Mary Crebassa, VP of major accounts at LTN, which has aided in ATSC 3.0 deployment in 69 markets, notes that smaller broadcasters encounter financial obstacles that regulatory action could potentially alleviate. Crebassa expresses hope, “We’re hoping, with our fingers crossed, that the new administration will give us some guidance on when we need to cut over to ATSC 3.0. Will they subsidize the broadcasters for doing this, just like when we went from analog to digital, the government did subsidize some of it?”
For Digital Alert Systems, which provides emergency alert systems to a significant portion of U.S. television stations, current regulations have hampered the deployment of advanced alerting capabilities. Czarnecki clarifies, “To go to ATSC 3.0, you don’t have to change our equipment. If you want to do advanced emergency information, the software is already on all these devices. It just has to be enabled.”
Industry leaders stress the importance of coordinated efforts among broadcasters, technology vendors, and consumer electronics manufacturers as the FCC considers regulatory adjustments. Czarnecki emphasizes, “One thing I think that could greatly enhance the ATSC 3.0 project conservation is greater coordination across these various voices. Though they may have different business cases, different priorities for ATSC 3.0, there needs to be a greater common agenda.”
Schelle highlights the substantial technical progress achieved through past collaboration, stating, “There’s a lot of coordination and collaboration that’s been occurring amongst the ecosystem of players for six years now.” This collaboration has included interoperability testing, which Folliard describes as “tremendous learning opportunities.” He explains, “We hosted a bunch of manufacturers at our low power facility in Tallahassee where we could work with them, see what was working, tested on every different TV to see how the encoders worked. Sinclair has done a lot of that great work, too, with hosting these interops where you just get all the engineers together in a room, and you just start seeing what works.”

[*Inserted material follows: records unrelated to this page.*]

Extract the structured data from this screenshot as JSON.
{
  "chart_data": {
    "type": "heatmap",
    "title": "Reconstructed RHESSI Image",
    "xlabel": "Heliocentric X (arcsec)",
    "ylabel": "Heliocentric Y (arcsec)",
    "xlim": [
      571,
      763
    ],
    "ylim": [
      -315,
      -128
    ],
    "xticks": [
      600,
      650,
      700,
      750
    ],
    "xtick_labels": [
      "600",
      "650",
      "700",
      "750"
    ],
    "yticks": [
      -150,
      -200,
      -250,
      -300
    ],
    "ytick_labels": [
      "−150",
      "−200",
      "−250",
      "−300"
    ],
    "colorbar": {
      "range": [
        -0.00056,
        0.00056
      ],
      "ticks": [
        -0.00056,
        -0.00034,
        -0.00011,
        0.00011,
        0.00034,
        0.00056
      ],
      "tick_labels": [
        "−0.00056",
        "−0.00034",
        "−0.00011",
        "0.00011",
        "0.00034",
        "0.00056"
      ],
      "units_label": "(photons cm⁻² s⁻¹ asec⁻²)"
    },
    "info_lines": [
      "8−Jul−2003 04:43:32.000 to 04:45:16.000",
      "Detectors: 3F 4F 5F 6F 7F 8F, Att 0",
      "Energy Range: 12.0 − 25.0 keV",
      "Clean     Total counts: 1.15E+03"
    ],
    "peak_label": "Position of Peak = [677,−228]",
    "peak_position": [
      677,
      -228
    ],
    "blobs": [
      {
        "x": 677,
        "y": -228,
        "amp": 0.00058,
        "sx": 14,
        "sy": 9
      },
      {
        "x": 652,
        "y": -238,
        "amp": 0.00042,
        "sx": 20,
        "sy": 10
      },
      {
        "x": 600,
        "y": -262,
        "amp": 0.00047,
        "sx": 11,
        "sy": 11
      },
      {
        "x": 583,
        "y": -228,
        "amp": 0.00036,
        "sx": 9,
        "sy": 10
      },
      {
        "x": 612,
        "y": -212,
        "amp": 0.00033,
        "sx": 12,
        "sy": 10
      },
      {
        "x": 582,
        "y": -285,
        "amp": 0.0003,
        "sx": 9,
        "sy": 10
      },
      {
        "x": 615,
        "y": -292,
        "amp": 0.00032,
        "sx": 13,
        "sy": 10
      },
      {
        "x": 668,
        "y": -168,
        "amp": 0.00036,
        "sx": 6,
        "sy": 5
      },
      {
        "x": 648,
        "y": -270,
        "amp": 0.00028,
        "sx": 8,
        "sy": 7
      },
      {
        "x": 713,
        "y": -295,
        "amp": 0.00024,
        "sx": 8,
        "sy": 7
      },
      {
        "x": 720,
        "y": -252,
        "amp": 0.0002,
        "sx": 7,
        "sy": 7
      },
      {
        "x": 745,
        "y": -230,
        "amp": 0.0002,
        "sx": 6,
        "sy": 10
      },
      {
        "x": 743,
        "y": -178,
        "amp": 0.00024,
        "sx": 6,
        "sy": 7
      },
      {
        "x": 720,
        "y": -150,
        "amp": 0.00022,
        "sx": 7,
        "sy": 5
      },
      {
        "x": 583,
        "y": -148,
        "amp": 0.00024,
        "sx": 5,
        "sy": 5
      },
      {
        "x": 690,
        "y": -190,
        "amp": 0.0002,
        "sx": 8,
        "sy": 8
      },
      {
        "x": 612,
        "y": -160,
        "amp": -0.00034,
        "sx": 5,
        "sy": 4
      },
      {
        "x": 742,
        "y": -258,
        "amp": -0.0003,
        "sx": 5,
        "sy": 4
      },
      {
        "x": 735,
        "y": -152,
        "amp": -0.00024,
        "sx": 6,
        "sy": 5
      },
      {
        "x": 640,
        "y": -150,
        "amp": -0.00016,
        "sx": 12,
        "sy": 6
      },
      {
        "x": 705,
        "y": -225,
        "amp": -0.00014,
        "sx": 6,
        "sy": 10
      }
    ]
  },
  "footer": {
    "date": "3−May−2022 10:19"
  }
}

The regulatory discussion highlights the tension between voluntary market-driven approaches and government mandates. Czarnecki observes, “It’s a fascinating dynamic. We’ve got a pro-innovation and anti-regulatory administration, but now we’re asking for more regulation to free up innovation.”
Folliard makes a strong case for regulatory action: “If we are still broadcasting in ATSC 1.0 in five, 10 years, then we’ve got some issues, because our technology was developed in the late 80s. We need to modernize for the IP era that we’ve been in for the last 20 years.”
Schelle expresses optimism: “I’m excited about this year because we’ve got a favorable administration that will make some noise about a transition. And I think that’s really going to sort of put a lot of fuel into the rocket ship.”
As the FCC deliberates on the NAB petition, stakeholders in the broadcast industry eagerly await decisions that could finally establish the regulatory framework needed to finalize television's digital transformation.